When Mackenzie was a little girl, we learned that she was allergic to peanuts. Her physician told her mom and me about the dangers of exposing her to peanuts, and it worried us enough that we have been incredibly diligent about making sure that she doesn’t come within a mile of a peanut. Our diligence had paid off and Mackenzie had been safe from peanuts, and their hidden danger.
Cut to Halloween of 2015. Mack is now seven, and is pretty well aware that peanuts can be bad for her. None of us realized exactly how bad. In a hurry to go from mom’s house to our house, Mackenzie grabbed a few pieces of candy from her earlier trick-or-treating and scarfed them down, like only kids know how. In the car, she started to complain about an upset tummy, and not feeling too well. By the time she arrived at our house, we wondered if she had a stomach bug. That was, until she started itching. Itching all over her body. We gave her a quick dose of Benadryl, hoping that her itchiness was from being at the zoo, or the dog. The Benadryl didn’t work, and we soon realized that her whole body was covered in an angry red rash. Then, came the trouble breathing. I knew that this was serious business, and we had to take action quickly. I did one of the hardest things I’ve ever had to do as a parent, and gave Mackenzie a shot with an Epi-pen. Within ten minutes of using the Epi-pen, all of the symptoms were gone. No more hives, no more itching, no more tummy ache, and no more labored breathing. The cause of all of this? One little peanut butter filled chocolate.
As the adults in Mackenzie’s life, we all understood the danger of her exposure to peanuts, but never did we think we would see it first-hand. If we hadn’t been prepared, one peanut butter chocolate could have turned into a major emergency. It was a scary evening, but from the experience we all have a better understanding of what Mackenzie’s reaction to peanuts looks like, and more importantly Mackenzie has more awareness of the foods she eats.
Food allergies are on the rise. As a parent to growing children it is important to know some of the common food allergy trends when introducing new entrees and snacks for your children. And it is important to recognize the symptoms of an allergic reaction, so that you can react quickly, like we did, and avoid a serious medical emergency.

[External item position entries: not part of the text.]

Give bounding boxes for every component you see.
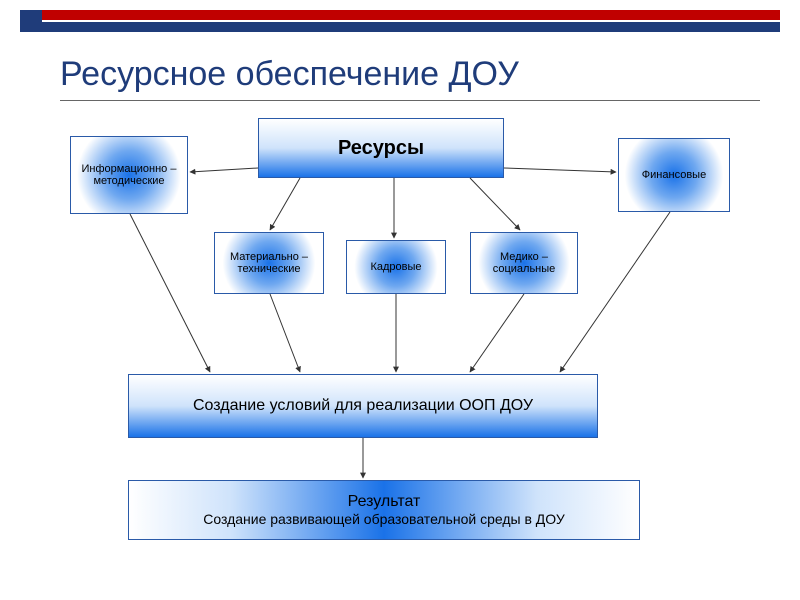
node-material-tech: Материально – технические: [214, 232, 324, 294]
node-medico-social: Медико – социальные: [470, 232, 578, 294]
result-title: Результат: [203, 493, 565, 511]
node-conditions: Создание условий для реализации ООП ДОУ: [128, 374, 598, 438]
node-info-method: Информационно – методические: [70, 136, 188, 214]
result-subtitle: Создание развивающей образовательной сре…: [203, 511, 565, 527]
node-label: Ресурсы: [338, 137, 424, 160]
node-label: Финансовые: [642, 169, 706, 181]
header-bar-blue: [20, 22, 780, 32]
node-label: Создание условий для реализации ООП ДОУ: [193, 397, 533, 415]
title-underline: [60, 100, 760, 101]
header-square: [20, 10, 42, 32]
node-financial: Финансовые: [618, 138, 730, 212]
node-label: Кадровые: [370, 261, 421, 273]
node-result: Результат Создание развивающей образоват…: [128, 480, 640, 540]
node-label: Медико – социальные: [475, 251, 573, 275]
node-label: Результат Создание развивающей образоват…: [203, 493, 565, 527]
node-hr: Кадровые: [346, 240, 446, 294]
node-label: Материально – технические: [219, 251, 319, 275]
page-title: Ресурсное обеспечение ДОУ: [60, 55, 519, 94]
node-label: Информационно – методические: [75, 163, 183, 187]
header-bar-red: [20, 10, 780, 20]
node-resources: Ресурсы: [258, 118, 504, 178]
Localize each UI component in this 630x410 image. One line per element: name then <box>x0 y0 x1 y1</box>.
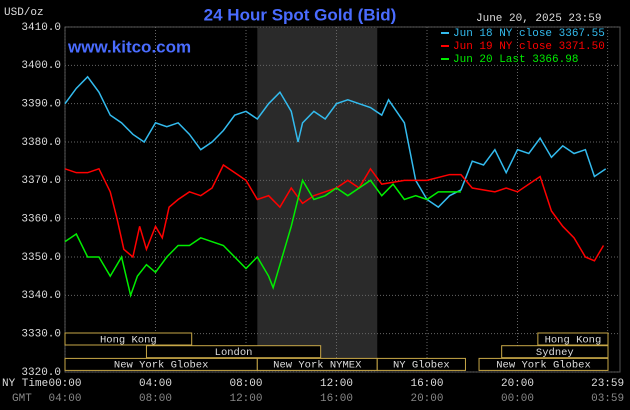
legend-entry: Jun 18 NY close 3367.55 <box>453 28 605 40</box>
session-bar <box>537 332 609 346</box>
y-tick-label: 3410.0 <box>21 22 61 34</box>
price-line <box>64 163 605 262</box>
timestamp: June 20, 2025 23:59 <box>476 13 601 25</box>
unit-label: USD/oz <box>4 7 44 19</box>
y-tick-label: 3360.0 <box>21 214 61 226</box>
session-bar <box>64 332 193 346</box>
y-tick-label: 3390.0 <box>21 99 61 111</box>
session-label: New York Globex <box>114 360 209 372</box>
session-bar <box>376 357 466 371</box>
row-label: NY Time <box>2 378 48 390</box>
session-bar <box>478 357 609 371</box>
legend-entry: Jun 19 NY close 3371.50 <box>453 41 605 53</box>
session-label: Hong Kong <box>100 334 157 346</box>
x-tick-label: 04:00 <box>139 378 172 390</box>
session-bar <box>501 345 609 359</box>
session-label: NY Globex <box>393 360 450 372</box>
gmt-tick-label: 16:00 <box>320 393 353 405</box>
x-tick-label: 20:00 <box>501 378 534 390</box>
x-tick-label: 16:00 <box>410 378 443 390</box>
x-tick-label: 23:59 <box>591 378 624 390</box>
session-label: New York Globex <box>496 360 591 372</box>
gmt-tick-label: 03:59 <box>591 393 624 405</box>
y-tick-label: 3320.0 <box>21 367 61 379</box>
session-label: Sydney <box>536 347 574 359</box>
x-tick-label: 12:00 <box>320 378 353 390</box>
x-tick-label: 00:00 <box>48 378 81 390</box>
chart-title: 24 Hour Spot Gold (Bid) <box>204 5 397 24</box>
gmt-tick-label: 08:00 <box>139 393 172 405</box>
gmt-tick-label: 00:00 <box>501 393 534 405</box>
price-line <box>64 178 461 298</box>
y-tick-label: 3340.0 <box>21 290 61 302</box>
y-tick-label: 3350.0 <box>21 252 61 264</box>
session-label: New York NYMEX <box>273 360 362 372</box>
session-label: London <box>215 347 253 359</box>
highlight <box>257 27 378 372</box>
row-label: GMT <box>12 393 32 405</box>
x-tick-label: 08:00 <box>229 378 262 390</box>
gmt-tick-label: 12:00 <box>229 393 262 405</box>
session-label: Hong Kong <box>545 334 602 346</box>
session-bar <box>145 345 322 359</box>
source-label: www.kitco.com <box>67 37 191 56</box>
gmt-tick-label: 20:00 <box>410 393 443 405</box>
y-tick-label: 3330.0 <box>21 329 61 341</box>
y-tick-label: 3380.0 <box>21 137 61 149</box>
gmt-tick-label: 04:00 <box>48 393 81 405</box>
y-tick-label: 3400.0 <box>21 60 61 72</box>
legend-entry: Jun 20 Last 3366.98 <box>453 54 578 66</box>
y-tick-label: 3370.0 <box>21 175 61 187</box>
price-line <box>64 75 607 209</box>
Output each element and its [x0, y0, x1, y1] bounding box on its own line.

Food allergies can not only be a nuisance, but a serious health risk to your child. Though the allergies can sometimes be hard to pin-point to a specific food, there are common food allergens that should be considered first. The most common are:
- Tree nuts (e.g., cashews, almonds and walnuts)
Proteins within these foods cause the allergic reaction when your child either consumes them, or in severe cases, comes in contact with the food. The body reacts to the food by mistaking it as an invader.